Assuming the 90 days trading horizon Salesforce is expected to generate 1.13 times more return on investment than Targa Resources. However, Salesforce is 1.13 times more volatile than Targa Resources Corp. It trades about 0.22 of its potential returns per unit of risk. Targa Resources Corp is currently generating about 0.22 per unit of risk. If you would invest  24,251  in Salesforce on September 29, 2024 and sell it today you would earn a total of  8,134  from holding Salesforce or generate 33.54% return on investment over 90 days.
Time Period3 Months [change]
DirectionMoves Together 
StrengthStrong
Accuracy100.0%
ValuesDaily Returns

Salesforce  vs.  Targa Resources Corp

 Performance 
       Timeline  
Salesforce 

Risk-Adjusted Performance

17 of 100

 
Weak
 
Strong
Solid
Compared to the overall equity markets, risk-adjusted returns on investments in Salesforce are ranked lower than 17 (%) of all global equities and portfolios over the last 90 days. In spite of comparatively uncertain basic indicators, Salesforce unveiled solid returns over the last few months and may actually be approaching a breakup point.
Targa Resources Corp 

Risk-Adjusted Performance

17 of 100

 
Weak
 
Strong
Solid
Compared to the overall equity markets, risk-adjusted returns on investments in Targa Resources Corp are ranked lower than 17 (%) of all global equities and portfolios over the last 90 days. Despite nearly uncertain basic indicators, Targa Resources reported solid returns over the last few months and may actually be approaching a breakup point.

Salesforce and Targa Resources Volatility Contrast

   Predicted Return Density   
       Returns  

Pair Trading with Salesforce and Targa Resources

The main advantage of trading using opposite Salesforce and Targa Resources positions is that it hedges away some unsystematic risk.

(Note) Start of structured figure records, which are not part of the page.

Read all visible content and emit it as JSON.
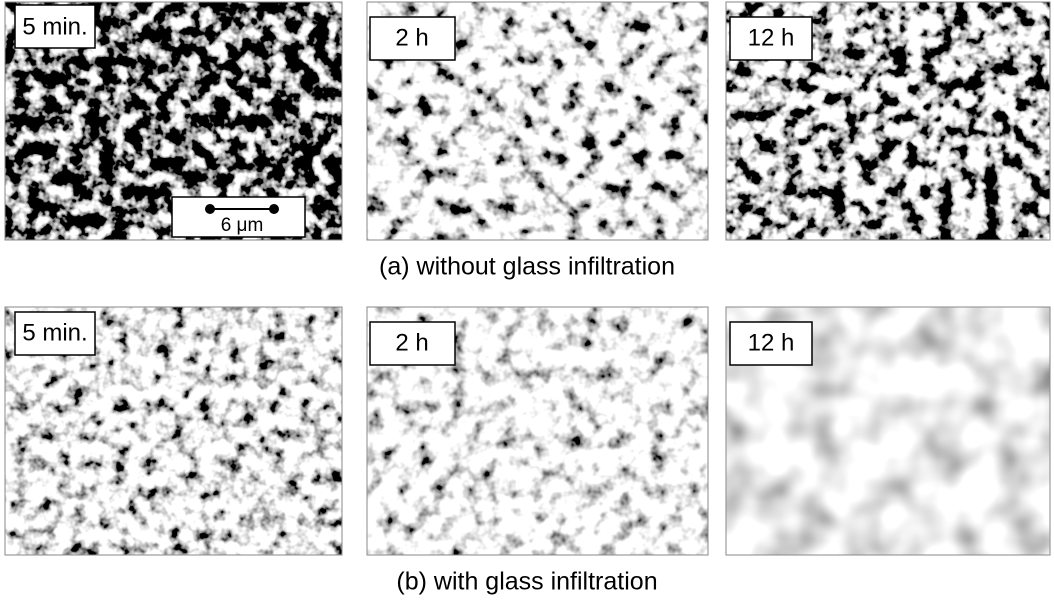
{
  "rows": [
    {
      "caption": "(a) without glass infiltration",
      "panels": [
        {
          "label": "5 min."
        },
        {
          "label": "2 h"
        },
        {
          "label": "12 h"
        }
      ]
    },
    {
      "caption": "(b) with glass infiltration",
      "panels": [
        {
          "label": "5 min."
        },
        {
          "label": "2 h"
        },
        {
          "label": "12 h"
        }
      ]
    }
  ],
  "scale_bar": {
    "label": "6 μm"
  }
}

Because of two separate transactions, even if Salesforce position performs unexpectedly, Targa Resources can make up some of the losses. Pair trading also minimizes risk from directional movements in the market. For example, if an entire industry or sector drops because of unexpected headlines, the short position in Targa Resources will offset losses from the drop in Targa Resources' long position.
The idea behind Salesforce and Targa Resources Corp pairs trading is to make the combined position market-neutral, meaning the overall market's direction will not affect its win or loss (or potential downside or upside). This can be achieved by designing a pairs trade with two highly correlated stocks or equities that operate in a similar space or sector, making it possible to obtain profits through simple and relatively low-risk investment.
Check out your portfolio center.
Note that this page's information should be used as a complementary analysis to find the right mix of equity instruments to add to your existing portfolios or create a brand new portfolio. You can also try the Analyst Advice module to analyst recommendations and target price estimates broken down by several categories.